How would bank accounts be accessed? How would business records be accessed? I have stored all of my computer login and passwords in a password manager program called 1Password. By using this program, all this critical data is stored in one place, which is very secure and I have used different and complex passwords. Additionally, I have stored many important business documents (not client data) in a separate cloud-based program, as an additional backup measure. But how would someone else be able to get to all this information?

To access this important information in an emergency situation, 1Password has recently created an “Emergency Kit,” which is a one page form that has special data to enable someone else to access my 1Password account via the Internet from anywhere. I have provided this Emergency Kit page in a sealed envelope with specific instructions to close and trusted individuals, my wife, Keith, as well as two others with business relationships to our firm. In an emergency situation, one or more of these individuals would be able to remotely access 1Password. This would allow them to access other critical data, as needed.
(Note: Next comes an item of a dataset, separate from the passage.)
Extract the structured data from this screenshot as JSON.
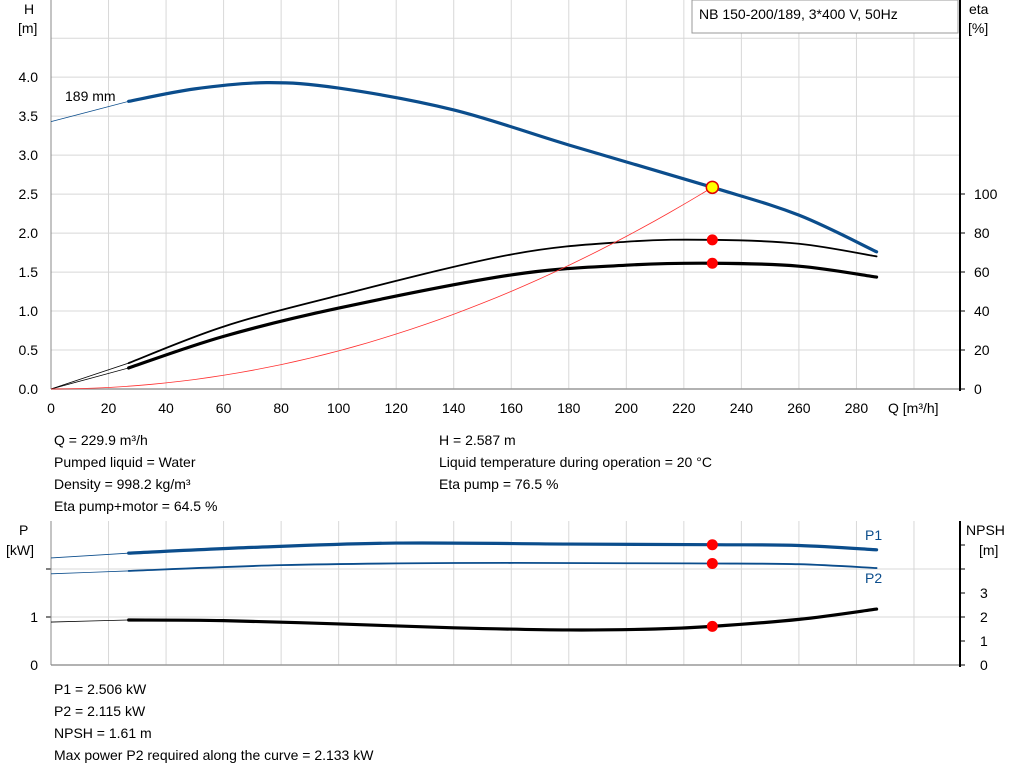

By using 1Password, I have created very secure and different passwords for my many business and personal logins. By going the next step and1pw preparing this Emergency page, I am confident that others would be able to access my devices and login data, in the event that I was incapacitated.

I truly hope this 1Password Emergency Kit is not necessary. However, I feel much more confident and secure that if there was an emergency situation that my family, clients and firm will be able to effectively handle important matters.

I hope providing this information is helpful to you, to inform you of the planning that our firm and I have done and to assist you in thinking about how you can better prepare yourself and your family.

Just like in the financial markets, no one knows when an “unexpected” event will occur.

If you are a client of our firm, I hope you appreciate the planning we have done to keep your data secure, but accessible, in various situations.

If you are not a client of our firm, are you comfortable with the planning for these types of scenarios that your advisor has done? Is it adequate? Is this a discussion you should be having?